Waterjet cutting is a proven method for creating precise cuts with nearly any kind of material, but the machines are expensive, says New Atlas writer Aaron Heinrich. But a new tool, Wazer, seeks to change that with the first desktop waterjet that can cut nearly any material with a precision similar to more expensive systems, but at less cost.

The tool was created by a group of University of Pennsylvania graduates. It plugs into a laptop with a USB cable to access drawing files, and then sets to work after the user sets the height of the cutting jet, hooks up the water supply, and fills up the abrasion tank. The jet then uses high-pressure water and sand-like abrasive particles made from crushed garnet to cut through materials like steel, titanium, aluminum, glass, stone, tile and carbon fiber.

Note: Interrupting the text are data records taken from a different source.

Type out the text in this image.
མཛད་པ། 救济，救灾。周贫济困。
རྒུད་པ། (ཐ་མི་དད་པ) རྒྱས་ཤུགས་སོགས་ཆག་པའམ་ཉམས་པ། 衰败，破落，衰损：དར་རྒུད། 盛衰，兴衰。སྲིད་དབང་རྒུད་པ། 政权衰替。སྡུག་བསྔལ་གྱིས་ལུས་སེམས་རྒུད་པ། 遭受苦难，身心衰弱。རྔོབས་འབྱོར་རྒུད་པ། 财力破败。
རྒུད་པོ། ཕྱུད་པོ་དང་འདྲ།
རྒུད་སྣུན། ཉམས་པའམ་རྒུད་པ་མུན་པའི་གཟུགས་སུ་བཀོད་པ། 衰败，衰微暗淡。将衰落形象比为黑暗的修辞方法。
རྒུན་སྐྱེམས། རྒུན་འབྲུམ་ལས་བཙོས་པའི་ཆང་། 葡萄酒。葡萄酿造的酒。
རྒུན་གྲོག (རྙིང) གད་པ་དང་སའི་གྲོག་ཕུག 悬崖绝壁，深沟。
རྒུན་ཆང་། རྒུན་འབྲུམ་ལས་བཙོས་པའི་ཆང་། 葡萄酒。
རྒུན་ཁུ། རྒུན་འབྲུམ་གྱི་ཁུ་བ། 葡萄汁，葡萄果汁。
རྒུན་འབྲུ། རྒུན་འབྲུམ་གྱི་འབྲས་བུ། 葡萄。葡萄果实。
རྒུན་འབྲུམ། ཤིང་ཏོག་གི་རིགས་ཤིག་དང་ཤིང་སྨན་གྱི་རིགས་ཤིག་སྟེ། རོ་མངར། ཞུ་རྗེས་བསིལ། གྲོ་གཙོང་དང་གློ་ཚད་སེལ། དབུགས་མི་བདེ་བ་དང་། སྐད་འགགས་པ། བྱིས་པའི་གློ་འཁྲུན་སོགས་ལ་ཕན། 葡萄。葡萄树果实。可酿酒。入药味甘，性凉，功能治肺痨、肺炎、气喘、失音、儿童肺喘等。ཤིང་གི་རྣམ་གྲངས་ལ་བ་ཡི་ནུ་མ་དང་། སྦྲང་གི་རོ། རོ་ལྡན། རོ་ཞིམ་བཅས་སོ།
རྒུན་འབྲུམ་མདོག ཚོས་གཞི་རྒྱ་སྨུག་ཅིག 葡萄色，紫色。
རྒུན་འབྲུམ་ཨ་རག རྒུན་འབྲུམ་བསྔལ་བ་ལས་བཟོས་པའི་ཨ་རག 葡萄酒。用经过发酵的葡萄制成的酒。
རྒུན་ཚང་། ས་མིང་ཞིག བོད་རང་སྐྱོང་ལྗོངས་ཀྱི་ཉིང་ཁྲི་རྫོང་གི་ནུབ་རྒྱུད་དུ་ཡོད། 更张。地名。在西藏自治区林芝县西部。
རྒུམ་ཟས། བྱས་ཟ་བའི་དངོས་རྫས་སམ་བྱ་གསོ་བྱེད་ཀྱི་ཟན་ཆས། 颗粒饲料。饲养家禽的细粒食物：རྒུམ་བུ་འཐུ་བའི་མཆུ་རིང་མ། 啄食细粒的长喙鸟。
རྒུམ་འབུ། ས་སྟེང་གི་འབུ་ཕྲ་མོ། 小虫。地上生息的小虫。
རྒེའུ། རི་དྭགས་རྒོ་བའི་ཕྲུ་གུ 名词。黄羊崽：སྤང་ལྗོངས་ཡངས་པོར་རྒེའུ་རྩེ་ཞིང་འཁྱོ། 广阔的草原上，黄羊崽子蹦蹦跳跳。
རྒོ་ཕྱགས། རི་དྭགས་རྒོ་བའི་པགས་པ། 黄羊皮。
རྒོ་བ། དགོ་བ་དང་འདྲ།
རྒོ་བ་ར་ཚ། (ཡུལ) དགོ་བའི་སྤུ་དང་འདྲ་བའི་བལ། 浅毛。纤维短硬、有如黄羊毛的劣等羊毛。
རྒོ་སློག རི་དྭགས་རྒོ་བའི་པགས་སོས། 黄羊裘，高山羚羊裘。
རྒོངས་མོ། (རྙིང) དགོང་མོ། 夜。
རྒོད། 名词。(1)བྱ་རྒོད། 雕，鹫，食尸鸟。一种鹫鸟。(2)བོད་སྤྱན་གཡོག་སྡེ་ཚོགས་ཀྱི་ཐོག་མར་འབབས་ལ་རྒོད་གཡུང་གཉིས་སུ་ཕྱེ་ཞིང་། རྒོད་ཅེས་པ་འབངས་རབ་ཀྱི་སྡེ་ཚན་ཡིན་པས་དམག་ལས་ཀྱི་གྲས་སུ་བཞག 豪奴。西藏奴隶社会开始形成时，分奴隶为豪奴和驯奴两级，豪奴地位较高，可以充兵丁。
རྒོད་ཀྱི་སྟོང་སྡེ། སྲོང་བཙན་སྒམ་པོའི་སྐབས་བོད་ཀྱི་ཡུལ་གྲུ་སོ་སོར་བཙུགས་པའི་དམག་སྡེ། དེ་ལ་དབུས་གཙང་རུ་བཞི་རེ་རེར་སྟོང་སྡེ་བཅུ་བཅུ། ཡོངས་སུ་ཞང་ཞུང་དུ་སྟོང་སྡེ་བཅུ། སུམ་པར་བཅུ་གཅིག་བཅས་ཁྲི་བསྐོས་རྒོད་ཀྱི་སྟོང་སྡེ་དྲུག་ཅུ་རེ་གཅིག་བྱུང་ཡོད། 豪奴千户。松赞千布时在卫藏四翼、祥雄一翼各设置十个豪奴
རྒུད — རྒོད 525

To give some cost comparison, industrial-sized waterjet cutters can cost nearly $200,000 with some companies making them available for an hourly rental fee of $100 and up. Wazer has set a list price of $5,999 for its unit, once the company goes into full production late next year. Wazer's creators say they were able to get the size and cost of their unit down by reducing the water-cutting pressure. This evidently doesn't affect the precision of the cuts or the varied type of materials the Wazer can be used on, but it does slow the cutting time. Makers, designers and hobbyists may find that to be a worthwhile trade-off considering the advantages provided by access to a cutting tool that would normally be far more expensive to use.